En una novela de Philip Roth, El profesor del deseo, el narrador pregunta, a propósito de la relación entre el placer y el deber: "¿No llega un momento en el camino de la vida en que acatamos el deber, damos la bienvenida al deber, como antes se la dábamos al placer, a la pasión, a la aventura; un momento en que el deber es un placer, y el placer deja de ser un deber?".

Es brava la pregunta.

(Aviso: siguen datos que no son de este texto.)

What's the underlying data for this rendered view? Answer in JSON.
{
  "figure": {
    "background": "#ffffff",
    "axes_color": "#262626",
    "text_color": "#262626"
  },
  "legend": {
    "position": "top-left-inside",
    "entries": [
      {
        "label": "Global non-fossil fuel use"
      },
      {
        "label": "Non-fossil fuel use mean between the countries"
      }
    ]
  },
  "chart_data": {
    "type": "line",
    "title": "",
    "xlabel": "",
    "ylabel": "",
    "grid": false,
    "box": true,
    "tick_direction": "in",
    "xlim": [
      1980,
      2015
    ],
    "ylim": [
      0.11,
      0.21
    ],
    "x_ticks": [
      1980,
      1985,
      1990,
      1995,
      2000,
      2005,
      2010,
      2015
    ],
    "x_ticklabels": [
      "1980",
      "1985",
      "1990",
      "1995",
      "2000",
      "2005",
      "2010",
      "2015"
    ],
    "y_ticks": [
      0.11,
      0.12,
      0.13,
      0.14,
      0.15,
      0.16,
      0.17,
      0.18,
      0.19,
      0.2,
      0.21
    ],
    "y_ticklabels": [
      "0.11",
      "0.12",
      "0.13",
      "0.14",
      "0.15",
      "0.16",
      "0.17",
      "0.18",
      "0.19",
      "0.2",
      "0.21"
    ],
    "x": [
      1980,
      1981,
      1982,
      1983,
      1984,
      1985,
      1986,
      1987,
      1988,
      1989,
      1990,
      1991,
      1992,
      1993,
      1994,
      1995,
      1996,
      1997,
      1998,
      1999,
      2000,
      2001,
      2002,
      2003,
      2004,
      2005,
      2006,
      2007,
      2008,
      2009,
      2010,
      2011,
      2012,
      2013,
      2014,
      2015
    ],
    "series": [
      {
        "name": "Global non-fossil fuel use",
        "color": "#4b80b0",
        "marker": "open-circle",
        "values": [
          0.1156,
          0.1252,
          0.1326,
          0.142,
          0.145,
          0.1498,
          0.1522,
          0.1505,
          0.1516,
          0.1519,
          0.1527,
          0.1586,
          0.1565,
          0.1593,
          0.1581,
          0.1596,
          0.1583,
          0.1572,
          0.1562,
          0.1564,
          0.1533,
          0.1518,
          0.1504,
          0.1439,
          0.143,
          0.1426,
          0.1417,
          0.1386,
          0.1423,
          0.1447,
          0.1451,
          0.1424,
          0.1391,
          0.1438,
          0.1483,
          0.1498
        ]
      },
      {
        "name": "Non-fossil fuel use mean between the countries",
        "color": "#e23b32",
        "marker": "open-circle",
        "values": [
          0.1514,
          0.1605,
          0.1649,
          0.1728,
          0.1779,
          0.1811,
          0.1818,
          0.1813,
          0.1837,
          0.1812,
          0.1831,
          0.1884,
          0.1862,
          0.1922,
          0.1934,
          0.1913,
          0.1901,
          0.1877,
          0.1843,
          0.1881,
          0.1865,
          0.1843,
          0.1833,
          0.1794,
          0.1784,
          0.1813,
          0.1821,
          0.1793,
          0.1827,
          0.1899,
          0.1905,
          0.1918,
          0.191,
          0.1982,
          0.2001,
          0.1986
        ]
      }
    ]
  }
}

Si seguimos la lógica del personaje creado por Roth, los cincuenta años, la flor de la edad de la que habla Camacho sería un tiempo sin mayor brillo, de decadencia física, donde se impondrían los grises de lo obligatorio, de lo prudente, de lo que debemos hacer para salvar nuestra propia imagen de sujetos adultos, supuestamente maduros. Es complicado rendirse a esta evidencia. La vida es, vuelve a decirnos Josep Pla, una cosa tremenda, una cosa absolutamente tremenda en la cual, al final, bien vale una dosis de escepticismo para estabilizar un poco las cosas y hacer que los años duren más. Nunca sabremos con certeza cuál fue nuestro mejor momento. Eso podrán sospecharlo los demás. El tiempo avanza ahora a una velocidad supersónica, y yo me hago eco de Pla: me dejo acompañar por una cuota de escepticismo, no demasiado, el suficiente para sonreírle con timidez a lo que viene, a todo lo que está por pasar y aún no sucede.